Like many pen turners, Inlace Acrylester, another polyester resin. (I think it is made by the same resin manufacturer that make the resin formula for Rhino blanks). It is made to support a higher volume of pigments and fillers which permits it to have rich, vibrant, and spectacular colors. Inlace Acrylester is Trademarked and owned by WoodTurningz. Raw Inlace Acrylester blanks are typically very hard and brittle and almost feel like glass. It can be a very "chippy" material and even the manufacturer recommends not drilling through the bottom of the blank, but leaving it long and cutting off the excess to expose the hole after drilling. They also recommend making light cuts using very sharp carbide tools preferably with Negative Rake Cutters. As they say in their documentation, "Aggressive cuts and Inlace don't mix" and dull tools can cause severe chipping. Due to the instructions provided by WoodTurningz, personal experience, and the reported experiences of many IAP members, I would rate Inlace Acrylester as an 8 to 9 for experienced turners and 9 to 10 for those with less experience - they do make gorgeous pens though!

There of course are a whole host of other trade named blanks and materials that fall between Alumilite and Inlace Acrylester, each with it's own type of resin and associated turning characteristics.

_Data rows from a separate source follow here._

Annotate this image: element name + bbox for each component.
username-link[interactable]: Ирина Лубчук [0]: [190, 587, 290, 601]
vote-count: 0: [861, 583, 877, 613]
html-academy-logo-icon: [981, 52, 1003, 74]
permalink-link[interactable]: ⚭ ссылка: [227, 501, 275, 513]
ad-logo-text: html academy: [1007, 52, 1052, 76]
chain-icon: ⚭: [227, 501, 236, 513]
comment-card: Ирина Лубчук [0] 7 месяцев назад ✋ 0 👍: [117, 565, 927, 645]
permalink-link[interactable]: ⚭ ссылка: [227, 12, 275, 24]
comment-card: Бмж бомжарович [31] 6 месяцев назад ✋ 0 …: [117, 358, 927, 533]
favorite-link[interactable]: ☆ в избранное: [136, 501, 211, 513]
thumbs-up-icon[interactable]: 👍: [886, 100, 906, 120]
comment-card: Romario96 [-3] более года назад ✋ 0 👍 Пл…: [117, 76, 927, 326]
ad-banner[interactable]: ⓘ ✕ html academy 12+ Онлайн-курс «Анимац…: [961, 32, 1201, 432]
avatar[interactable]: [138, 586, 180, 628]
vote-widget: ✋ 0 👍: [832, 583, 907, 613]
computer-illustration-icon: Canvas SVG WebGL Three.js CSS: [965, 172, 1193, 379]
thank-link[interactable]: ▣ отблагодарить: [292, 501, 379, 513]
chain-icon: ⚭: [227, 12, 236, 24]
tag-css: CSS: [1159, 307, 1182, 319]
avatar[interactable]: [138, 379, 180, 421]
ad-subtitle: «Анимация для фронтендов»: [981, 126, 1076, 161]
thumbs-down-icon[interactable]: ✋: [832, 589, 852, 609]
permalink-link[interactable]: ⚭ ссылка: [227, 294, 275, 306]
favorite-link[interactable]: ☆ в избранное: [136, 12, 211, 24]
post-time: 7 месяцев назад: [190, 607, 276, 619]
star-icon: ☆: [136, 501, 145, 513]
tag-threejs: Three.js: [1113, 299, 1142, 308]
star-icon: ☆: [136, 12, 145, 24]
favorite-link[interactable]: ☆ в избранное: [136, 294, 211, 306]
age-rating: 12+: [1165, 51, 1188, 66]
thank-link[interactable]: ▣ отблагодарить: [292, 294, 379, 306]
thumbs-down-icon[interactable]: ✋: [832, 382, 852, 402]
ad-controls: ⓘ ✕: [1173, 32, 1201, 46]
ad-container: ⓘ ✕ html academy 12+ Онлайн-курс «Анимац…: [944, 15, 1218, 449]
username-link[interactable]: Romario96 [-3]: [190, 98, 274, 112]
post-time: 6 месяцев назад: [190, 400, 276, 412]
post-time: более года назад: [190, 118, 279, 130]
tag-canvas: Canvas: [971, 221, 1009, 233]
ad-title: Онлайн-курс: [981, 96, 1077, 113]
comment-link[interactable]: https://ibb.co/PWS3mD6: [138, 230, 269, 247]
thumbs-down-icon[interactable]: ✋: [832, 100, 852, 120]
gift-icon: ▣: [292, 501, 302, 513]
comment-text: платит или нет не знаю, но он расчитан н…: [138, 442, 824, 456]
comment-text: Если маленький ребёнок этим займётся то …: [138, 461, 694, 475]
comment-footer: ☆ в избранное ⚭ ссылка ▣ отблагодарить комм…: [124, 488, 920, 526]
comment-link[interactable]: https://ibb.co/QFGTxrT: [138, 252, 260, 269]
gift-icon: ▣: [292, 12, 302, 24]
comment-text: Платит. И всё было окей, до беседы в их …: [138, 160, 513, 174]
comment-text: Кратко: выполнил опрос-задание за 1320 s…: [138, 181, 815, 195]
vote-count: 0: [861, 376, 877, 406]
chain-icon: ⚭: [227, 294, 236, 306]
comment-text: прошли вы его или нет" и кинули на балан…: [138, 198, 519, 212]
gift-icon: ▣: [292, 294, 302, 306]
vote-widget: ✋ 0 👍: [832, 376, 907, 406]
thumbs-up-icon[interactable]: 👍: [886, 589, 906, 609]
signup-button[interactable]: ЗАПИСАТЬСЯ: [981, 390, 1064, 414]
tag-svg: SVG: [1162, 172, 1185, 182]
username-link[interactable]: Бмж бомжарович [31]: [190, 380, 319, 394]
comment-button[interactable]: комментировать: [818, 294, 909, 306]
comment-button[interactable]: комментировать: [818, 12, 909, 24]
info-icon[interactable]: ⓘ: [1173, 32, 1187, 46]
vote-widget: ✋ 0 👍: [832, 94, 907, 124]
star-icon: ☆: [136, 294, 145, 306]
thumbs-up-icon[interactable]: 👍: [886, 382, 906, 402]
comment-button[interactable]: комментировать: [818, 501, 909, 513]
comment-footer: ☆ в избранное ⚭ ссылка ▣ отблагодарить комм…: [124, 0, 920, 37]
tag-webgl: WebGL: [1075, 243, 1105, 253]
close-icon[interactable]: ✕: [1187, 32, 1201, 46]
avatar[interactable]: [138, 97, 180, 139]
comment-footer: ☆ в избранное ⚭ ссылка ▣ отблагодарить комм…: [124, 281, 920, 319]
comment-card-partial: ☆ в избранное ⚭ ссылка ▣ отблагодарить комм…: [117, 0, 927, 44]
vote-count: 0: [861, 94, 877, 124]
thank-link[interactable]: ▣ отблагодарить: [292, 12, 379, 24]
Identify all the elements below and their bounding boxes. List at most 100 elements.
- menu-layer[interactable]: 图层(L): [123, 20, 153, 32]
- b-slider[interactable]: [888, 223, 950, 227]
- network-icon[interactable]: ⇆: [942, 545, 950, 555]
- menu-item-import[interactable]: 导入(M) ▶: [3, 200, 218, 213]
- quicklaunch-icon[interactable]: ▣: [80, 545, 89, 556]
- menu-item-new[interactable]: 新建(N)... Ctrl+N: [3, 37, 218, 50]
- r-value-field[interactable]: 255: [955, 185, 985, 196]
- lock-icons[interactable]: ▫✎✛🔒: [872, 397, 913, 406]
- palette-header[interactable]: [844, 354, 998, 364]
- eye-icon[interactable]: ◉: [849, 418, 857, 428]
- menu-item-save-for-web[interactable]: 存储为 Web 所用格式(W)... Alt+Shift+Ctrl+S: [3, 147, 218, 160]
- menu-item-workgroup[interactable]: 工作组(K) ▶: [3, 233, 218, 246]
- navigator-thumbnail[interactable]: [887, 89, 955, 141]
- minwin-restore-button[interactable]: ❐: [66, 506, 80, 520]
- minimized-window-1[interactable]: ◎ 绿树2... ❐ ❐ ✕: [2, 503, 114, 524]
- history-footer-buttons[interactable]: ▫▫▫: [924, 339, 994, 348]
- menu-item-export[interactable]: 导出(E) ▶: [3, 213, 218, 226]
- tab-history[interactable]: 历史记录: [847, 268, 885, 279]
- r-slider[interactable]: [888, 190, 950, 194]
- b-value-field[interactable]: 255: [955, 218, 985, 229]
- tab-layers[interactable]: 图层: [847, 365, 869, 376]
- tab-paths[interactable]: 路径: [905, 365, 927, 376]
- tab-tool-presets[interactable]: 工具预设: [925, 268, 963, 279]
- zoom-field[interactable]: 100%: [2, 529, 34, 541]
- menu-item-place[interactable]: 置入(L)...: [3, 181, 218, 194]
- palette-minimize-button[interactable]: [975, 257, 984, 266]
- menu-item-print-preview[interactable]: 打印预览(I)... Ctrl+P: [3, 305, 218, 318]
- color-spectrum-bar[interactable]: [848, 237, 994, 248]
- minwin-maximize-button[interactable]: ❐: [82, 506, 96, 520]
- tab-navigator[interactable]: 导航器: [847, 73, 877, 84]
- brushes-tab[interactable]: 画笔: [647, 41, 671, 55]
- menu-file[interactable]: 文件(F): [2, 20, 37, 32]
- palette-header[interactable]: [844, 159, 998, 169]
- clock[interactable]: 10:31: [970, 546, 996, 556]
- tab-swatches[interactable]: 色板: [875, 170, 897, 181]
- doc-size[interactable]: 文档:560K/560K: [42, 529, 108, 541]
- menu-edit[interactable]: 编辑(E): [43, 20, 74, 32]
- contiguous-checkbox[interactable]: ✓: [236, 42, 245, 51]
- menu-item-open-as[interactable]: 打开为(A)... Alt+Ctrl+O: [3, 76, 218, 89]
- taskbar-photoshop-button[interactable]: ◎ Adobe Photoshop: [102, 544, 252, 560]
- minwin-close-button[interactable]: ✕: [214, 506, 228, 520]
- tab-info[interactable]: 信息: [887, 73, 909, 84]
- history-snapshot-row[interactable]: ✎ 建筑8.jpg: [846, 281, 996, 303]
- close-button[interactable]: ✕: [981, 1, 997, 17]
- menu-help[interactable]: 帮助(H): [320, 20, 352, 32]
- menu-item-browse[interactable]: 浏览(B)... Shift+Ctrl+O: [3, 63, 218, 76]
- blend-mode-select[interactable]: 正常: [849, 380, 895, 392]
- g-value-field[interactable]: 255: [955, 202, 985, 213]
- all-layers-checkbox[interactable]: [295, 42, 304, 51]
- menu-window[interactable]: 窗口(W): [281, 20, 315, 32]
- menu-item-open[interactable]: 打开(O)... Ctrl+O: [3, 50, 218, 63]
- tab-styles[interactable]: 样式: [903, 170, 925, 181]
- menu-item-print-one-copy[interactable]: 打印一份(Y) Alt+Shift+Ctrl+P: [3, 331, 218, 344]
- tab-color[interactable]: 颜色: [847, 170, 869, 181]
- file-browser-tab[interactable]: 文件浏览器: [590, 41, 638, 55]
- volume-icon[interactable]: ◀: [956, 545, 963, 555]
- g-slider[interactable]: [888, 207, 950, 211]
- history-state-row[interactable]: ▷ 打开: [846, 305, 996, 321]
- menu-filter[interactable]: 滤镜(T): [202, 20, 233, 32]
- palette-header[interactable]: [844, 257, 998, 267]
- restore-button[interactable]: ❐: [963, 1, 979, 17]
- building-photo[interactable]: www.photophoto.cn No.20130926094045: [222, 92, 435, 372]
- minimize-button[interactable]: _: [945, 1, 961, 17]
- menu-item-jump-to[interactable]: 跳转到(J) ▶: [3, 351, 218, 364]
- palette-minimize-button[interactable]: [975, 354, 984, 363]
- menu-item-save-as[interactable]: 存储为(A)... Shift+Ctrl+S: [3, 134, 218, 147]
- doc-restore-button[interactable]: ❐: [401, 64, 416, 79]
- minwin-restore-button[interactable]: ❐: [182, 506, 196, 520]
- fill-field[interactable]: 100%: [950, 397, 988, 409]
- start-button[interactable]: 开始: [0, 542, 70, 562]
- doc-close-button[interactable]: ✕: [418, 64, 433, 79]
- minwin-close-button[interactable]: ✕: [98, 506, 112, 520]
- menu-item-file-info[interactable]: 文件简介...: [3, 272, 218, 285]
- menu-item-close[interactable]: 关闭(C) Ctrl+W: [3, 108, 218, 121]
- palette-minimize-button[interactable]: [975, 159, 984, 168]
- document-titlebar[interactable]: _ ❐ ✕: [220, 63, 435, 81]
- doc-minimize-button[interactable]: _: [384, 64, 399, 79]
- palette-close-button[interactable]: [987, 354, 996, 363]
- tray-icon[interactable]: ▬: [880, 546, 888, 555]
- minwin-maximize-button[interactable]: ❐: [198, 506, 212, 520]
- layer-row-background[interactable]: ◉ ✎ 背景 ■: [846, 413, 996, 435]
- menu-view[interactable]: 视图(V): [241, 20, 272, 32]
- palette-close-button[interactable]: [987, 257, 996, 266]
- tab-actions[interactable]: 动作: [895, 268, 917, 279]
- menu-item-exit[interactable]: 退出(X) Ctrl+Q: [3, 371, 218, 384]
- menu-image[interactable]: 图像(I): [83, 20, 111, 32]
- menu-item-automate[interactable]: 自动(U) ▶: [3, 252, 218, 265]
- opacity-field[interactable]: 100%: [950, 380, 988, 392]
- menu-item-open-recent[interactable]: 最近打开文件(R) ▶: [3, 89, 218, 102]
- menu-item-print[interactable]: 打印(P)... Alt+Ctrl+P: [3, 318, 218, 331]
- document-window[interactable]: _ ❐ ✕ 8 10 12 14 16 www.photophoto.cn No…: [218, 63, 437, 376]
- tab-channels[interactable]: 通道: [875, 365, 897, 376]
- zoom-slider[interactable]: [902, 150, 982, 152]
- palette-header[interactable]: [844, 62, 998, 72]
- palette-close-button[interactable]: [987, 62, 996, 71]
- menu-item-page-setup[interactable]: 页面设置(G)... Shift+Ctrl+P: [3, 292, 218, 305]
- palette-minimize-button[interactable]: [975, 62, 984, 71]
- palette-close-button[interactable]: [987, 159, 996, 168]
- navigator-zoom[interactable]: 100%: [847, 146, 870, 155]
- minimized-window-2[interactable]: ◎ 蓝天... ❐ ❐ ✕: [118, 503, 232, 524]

These are just some opinions from my perspective and personal experience using a few of these plastic materials. - Dave
 
At what rpm's do you find that works best for acrylic blanks?

I use carbide tip turning tools but I can't seem to find just the right rpm's, to many rpm's and the blank seems like it wants to melt and then when I slow it down it doesn't cut very smooth.

Thanks!
Hi seldom run my machine above 2500 and I do keep my tools sharp light passes always. Your blanks should never melt. You must be pushing way too hard. That is a sure indication you gouge is blunt. Likewise when you drill take it easy do not let your blank drill hot. I drill put my drill into water and then drill lightly. I cool the drill a couple of times. Watch some You tube videos and see how easy the tools cut the acrylic. Don't hurry. There is no need for speed. Have a great day pen turning.